Winnipeg Metropolitan Region is planning to support its growth by making it easier for people to travel in and across the area. Comprised of 18 communities, including the City of Winnipeg, the Region’s current population of approximately 825,000 is expected to surpass 900,000 by 2023(1). While Winnipeg Transit provides service within the City, there are few options available for those who live further afield. The lack of an integrated public-transit system limits the travel options of residents and visitors, reduces economic potential and increases reliance on automobiles – contributing to greenhouse gas (GHG) emissions.

In Manitoba, unlike in many other provinces, towns and cities have few mechanisms to collaborate effectively. As a result, most communities operate independently, although a few share some municipal services. To foster smart growth, and to improve stewardship and governance, the 18 communities around the provincial capital forged a partnership in 1999 now known as Winnipeg Metropolitan Region.

“The leaders in each community recognize that the best way to meet challenges such as climate change and sustainability is to work together,” says Colleen Sklar, Executive Director of Winnipeg Metropolitan Region.

“Improving the efficiency of the transportation network is one important way to help meet these challenges.”

In 2018, the Region launched an initiative to study the feasibility of a public-transit hub on the City’s western border. The initiative qualified for a grant from FCM’s Municipalities for Climate Innovation Program. The study will consider several key factors that are driving change in the area, such as the growth of Centreport, the international transportation and logistics hub that continues to attract large numbers of employers.

“A properly designed public transit system should make it easy for people to commute from home to work and back,” says Colleen Sklar. “That’s not the case today, particularly for those who live west of Winnipeg in communities such as the Rural Municipality of Headingley and nearby First Nations.”

The western edge of Winnipeg is increasingly a hive of economic activity.
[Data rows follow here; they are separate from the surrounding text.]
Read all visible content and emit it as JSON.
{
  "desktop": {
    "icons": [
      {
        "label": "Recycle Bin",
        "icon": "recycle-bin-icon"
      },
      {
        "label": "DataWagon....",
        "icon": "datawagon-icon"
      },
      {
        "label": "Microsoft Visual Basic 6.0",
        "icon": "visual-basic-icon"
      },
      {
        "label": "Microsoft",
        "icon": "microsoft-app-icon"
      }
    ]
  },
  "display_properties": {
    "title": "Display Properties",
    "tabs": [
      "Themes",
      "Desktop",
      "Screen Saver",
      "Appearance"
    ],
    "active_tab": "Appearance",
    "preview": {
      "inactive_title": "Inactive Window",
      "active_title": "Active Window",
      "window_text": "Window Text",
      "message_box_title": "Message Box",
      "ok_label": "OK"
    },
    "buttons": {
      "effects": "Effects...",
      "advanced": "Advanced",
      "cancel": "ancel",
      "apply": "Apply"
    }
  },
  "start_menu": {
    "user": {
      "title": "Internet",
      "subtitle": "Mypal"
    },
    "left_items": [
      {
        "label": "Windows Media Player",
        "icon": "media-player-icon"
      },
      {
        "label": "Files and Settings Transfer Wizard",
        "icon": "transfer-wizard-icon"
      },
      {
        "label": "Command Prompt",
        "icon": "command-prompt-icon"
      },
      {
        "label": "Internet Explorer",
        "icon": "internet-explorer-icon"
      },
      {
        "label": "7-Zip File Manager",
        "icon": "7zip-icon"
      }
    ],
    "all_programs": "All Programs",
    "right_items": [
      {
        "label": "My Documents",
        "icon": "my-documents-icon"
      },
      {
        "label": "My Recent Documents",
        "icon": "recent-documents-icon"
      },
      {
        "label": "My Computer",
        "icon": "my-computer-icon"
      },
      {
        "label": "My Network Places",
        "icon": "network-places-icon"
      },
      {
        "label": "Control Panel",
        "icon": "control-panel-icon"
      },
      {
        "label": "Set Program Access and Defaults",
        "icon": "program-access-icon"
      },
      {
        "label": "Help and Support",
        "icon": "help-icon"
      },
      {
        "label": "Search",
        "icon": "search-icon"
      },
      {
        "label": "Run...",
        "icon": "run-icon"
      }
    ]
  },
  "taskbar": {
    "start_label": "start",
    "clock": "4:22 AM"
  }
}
Already home to a racetrack and the annual Red River Exhibition, the area has attracted many new tenants in recent years, such as a multiplex arena and other commercial developments – including several operated by First Nations.

“This is the first of perhaps four transit hubs that would enable people to travel in and out the Region in a more efficient and environmentally friendly way,” says Colleen Sklar. “The feasibility study will help us find solutions that benefit not only the environment, but also taxpayers and communities.”